Aber vorher musste sie Beweise sammeln, um sich auch gegen den Zugriff durch seinen Vater zu schützen. Seit Jahren arbeiteten die Behörden daran, den Mendoza-Clan zu zerstören. Sie war nun mittendrin und würde bestimmt genug Material finden, um Carlos dazu zu zwingen, sie in Ruhe zu lassen. Während ihres Studiums hatte sie sich nicht nur mit Rechtswissenschaften beschäftigt. Sie wusste über die Methoden der Kriminellen Bescheid, wusste, wie man Geld wusch, und kannte sich im Darknet aus.
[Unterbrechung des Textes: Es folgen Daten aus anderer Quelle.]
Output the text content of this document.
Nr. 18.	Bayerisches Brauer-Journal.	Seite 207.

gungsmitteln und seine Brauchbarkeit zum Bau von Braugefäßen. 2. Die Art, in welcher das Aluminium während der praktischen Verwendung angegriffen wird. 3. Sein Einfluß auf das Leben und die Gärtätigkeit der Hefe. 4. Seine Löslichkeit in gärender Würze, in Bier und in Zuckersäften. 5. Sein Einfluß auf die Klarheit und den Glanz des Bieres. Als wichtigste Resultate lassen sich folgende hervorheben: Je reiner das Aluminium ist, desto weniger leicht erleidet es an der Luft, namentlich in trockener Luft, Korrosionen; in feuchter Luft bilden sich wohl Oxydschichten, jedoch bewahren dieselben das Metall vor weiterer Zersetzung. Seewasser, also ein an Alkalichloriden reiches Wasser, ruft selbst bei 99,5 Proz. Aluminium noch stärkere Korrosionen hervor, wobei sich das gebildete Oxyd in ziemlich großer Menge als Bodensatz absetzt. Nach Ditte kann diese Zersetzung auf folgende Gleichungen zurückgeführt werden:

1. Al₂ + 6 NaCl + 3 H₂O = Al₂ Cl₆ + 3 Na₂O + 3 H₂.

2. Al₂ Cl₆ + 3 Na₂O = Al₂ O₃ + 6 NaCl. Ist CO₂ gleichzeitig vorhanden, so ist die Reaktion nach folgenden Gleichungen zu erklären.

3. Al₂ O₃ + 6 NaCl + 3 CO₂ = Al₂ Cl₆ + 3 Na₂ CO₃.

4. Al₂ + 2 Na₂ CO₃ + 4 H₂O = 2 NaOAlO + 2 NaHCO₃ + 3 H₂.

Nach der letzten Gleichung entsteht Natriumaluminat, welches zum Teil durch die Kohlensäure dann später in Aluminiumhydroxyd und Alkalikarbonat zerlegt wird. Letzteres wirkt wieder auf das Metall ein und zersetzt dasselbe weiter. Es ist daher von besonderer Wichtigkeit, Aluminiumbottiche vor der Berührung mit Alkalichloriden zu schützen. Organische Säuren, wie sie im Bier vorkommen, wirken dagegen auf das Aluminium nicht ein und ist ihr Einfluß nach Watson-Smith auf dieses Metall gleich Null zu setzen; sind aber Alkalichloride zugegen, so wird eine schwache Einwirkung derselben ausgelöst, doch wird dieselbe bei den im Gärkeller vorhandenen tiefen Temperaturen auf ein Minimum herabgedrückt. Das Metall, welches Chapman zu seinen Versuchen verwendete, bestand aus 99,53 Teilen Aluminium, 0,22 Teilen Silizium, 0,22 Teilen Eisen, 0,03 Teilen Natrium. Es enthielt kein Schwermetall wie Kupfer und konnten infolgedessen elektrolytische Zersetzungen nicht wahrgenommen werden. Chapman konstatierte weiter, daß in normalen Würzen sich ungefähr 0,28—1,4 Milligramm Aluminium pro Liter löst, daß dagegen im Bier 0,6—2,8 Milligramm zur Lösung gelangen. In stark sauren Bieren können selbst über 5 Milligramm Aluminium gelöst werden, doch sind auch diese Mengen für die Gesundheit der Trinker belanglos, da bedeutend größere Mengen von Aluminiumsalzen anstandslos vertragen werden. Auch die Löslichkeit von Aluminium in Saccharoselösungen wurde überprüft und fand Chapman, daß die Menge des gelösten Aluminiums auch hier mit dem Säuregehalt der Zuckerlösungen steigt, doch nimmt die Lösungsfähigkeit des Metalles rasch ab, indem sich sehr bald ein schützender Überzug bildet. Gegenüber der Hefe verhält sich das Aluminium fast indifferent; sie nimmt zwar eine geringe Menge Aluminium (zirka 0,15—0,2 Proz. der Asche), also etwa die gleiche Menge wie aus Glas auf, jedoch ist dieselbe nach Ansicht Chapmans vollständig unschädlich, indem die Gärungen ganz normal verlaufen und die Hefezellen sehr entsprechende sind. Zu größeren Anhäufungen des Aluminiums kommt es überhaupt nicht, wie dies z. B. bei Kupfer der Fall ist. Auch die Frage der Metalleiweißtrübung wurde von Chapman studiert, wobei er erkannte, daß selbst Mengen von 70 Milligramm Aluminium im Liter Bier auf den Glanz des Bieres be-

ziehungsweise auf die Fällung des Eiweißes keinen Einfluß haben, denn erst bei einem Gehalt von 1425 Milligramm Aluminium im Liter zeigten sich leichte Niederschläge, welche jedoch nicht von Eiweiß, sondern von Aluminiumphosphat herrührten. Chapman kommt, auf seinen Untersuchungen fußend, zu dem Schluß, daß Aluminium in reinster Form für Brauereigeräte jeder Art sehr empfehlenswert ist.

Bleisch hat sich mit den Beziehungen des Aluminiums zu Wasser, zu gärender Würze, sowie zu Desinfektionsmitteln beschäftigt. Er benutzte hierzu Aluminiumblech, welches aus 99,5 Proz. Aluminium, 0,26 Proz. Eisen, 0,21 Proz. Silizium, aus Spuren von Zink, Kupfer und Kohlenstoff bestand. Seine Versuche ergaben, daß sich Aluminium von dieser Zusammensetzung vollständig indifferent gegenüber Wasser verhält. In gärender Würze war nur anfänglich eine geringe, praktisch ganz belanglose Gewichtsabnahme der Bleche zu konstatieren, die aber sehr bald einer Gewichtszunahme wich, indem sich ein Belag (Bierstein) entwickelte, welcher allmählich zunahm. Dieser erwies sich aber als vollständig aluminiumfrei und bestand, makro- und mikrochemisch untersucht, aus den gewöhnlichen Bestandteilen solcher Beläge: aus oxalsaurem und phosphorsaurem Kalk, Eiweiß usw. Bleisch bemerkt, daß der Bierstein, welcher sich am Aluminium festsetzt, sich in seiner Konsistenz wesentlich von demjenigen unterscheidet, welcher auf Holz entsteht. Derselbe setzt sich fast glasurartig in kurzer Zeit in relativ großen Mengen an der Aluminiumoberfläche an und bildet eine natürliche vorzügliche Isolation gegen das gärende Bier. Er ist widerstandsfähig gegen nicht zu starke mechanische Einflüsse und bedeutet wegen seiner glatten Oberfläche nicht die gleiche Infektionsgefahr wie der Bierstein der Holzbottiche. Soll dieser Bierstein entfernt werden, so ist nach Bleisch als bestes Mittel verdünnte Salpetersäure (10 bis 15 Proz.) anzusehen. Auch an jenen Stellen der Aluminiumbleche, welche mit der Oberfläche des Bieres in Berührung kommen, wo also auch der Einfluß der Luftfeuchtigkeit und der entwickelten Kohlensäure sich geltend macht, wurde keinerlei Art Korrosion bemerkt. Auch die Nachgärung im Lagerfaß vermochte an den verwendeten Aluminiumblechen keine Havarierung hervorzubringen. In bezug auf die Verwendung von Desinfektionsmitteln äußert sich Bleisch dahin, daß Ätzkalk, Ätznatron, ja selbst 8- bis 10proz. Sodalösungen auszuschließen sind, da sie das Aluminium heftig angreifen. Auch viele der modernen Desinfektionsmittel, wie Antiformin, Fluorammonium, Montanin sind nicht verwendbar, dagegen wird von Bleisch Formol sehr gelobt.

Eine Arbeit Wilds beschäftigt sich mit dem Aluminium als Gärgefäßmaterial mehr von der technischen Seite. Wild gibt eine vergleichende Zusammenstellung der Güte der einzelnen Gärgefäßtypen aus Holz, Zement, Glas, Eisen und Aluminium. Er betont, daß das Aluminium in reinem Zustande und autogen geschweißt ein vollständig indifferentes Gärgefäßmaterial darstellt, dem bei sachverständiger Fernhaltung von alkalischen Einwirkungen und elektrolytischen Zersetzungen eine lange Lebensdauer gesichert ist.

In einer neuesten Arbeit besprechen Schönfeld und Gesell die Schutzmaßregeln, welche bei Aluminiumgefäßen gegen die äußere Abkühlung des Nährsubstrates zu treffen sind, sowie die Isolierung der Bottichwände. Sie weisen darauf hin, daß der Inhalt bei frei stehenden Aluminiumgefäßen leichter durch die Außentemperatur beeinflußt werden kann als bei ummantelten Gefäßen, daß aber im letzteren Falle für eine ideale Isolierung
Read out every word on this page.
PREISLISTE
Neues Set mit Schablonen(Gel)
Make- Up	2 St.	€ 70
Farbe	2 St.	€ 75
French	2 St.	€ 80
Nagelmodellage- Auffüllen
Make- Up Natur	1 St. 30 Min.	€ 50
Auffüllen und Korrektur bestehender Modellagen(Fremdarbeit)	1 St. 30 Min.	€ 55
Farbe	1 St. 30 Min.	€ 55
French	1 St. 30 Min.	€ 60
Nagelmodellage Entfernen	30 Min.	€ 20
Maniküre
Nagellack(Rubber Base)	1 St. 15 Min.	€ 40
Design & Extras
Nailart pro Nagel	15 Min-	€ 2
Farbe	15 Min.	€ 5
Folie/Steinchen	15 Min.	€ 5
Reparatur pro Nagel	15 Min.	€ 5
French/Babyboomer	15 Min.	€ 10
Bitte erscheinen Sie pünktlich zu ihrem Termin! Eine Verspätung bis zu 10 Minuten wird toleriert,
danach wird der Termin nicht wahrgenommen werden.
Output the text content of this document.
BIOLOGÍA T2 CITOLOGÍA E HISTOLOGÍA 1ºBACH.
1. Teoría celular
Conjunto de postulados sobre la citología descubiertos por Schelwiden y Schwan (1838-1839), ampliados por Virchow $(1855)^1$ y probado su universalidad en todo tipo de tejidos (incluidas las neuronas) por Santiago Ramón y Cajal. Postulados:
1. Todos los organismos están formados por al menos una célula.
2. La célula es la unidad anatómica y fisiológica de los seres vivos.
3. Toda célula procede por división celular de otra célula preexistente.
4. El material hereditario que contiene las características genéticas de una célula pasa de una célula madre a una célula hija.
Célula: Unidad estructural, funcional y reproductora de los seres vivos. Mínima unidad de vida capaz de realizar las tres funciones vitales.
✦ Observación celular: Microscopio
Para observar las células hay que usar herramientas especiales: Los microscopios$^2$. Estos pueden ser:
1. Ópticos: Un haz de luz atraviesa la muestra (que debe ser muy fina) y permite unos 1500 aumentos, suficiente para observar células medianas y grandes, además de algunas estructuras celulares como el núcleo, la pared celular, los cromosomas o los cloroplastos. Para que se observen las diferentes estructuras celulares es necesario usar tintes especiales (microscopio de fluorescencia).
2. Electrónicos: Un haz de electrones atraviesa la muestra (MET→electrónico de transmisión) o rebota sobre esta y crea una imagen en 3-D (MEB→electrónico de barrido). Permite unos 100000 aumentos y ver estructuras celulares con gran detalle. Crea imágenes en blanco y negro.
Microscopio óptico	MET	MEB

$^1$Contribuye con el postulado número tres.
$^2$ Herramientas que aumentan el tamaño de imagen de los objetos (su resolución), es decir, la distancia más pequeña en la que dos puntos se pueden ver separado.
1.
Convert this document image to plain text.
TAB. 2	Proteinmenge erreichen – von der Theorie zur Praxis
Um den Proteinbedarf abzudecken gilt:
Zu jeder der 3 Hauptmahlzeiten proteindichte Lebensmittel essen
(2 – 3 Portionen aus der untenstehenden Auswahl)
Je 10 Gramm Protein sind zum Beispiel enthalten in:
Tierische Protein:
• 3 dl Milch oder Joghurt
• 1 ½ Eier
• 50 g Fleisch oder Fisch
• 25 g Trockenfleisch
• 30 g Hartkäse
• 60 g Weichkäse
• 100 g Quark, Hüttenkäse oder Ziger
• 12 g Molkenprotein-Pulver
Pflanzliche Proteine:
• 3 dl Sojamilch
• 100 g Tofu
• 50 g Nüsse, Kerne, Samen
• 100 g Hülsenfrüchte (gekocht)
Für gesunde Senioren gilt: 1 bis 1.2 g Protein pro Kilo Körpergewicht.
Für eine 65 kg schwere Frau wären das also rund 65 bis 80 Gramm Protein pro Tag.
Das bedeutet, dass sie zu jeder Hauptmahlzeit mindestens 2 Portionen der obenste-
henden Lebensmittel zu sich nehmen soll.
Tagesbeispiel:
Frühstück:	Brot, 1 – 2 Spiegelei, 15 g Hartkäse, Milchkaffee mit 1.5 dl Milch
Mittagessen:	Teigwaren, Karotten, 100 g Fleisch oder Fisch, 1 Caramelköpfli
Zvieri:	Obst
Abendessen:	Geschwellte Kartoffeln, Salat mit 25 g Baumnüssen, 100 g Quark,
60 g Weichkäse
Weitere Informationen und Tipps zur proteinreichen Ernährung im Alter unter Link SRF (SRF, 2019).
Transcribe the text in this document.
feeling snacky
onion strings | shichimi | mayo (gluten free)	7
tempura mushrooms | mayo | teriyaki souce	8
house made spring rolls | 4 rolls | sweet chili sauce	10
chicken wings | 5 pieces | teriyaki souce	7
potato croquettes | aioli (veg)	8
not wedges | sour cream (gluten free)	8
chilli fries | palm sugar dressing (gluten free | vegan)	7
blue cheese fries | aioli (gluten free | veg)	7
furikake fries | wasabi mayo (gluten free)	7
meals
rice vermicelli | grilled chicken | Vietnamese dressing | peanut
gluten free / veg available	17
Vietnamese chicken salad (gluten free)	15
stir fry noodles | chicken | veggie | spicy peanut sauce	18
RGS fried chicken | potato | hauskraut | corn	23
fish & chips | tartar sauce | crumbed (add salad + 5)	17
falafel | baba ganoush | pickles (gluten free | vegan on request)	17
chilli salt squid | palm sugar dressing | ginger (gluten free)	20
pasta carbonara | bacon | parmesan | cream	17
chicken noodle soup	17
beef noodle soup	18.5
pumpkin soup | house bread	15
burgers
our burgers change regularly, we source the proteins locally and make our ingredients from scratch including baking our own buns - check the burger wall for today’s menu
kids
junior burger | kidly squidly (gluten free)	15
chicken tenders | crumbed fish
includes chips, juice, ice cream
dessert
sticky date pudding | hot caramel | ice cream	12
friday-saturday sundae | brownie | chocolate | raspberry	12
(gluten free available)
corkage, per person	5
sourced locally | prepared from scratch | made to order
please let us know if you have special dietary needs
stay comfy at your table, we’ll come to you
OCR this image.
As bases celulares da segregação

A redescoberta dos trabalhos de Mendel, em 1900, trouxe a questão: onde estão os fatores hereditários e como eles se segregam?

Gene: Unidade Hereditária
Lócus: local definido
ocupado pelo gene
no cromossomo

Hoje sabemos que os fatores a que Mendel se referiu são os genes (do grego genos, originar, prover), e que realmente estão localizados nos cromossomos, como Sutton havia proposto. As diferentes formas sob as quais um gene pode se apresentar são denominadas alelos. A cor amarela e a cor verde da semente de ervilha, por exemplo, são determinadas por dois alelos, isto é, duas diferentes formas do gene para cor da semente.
Sie wusste, wie man mit versteckten Kameras und Abhörgeräten arbeitete, wusste, wie man Informationen so gut verstecken konnte, dass sie auch durch die Anwendung von Foltermethoden nicht verraten werden konnten.
«Fuck, Carlos Mendoza, du schmieriger, böser alter Mann, du wirst es bitter bereuen, mir mein Leben gestohlen zu haben. Das schwöre ich bei allem, was mir heilig ist», flüsterte sie in die Stille des Schlafzimmers, schloss die Augen und schlief ein.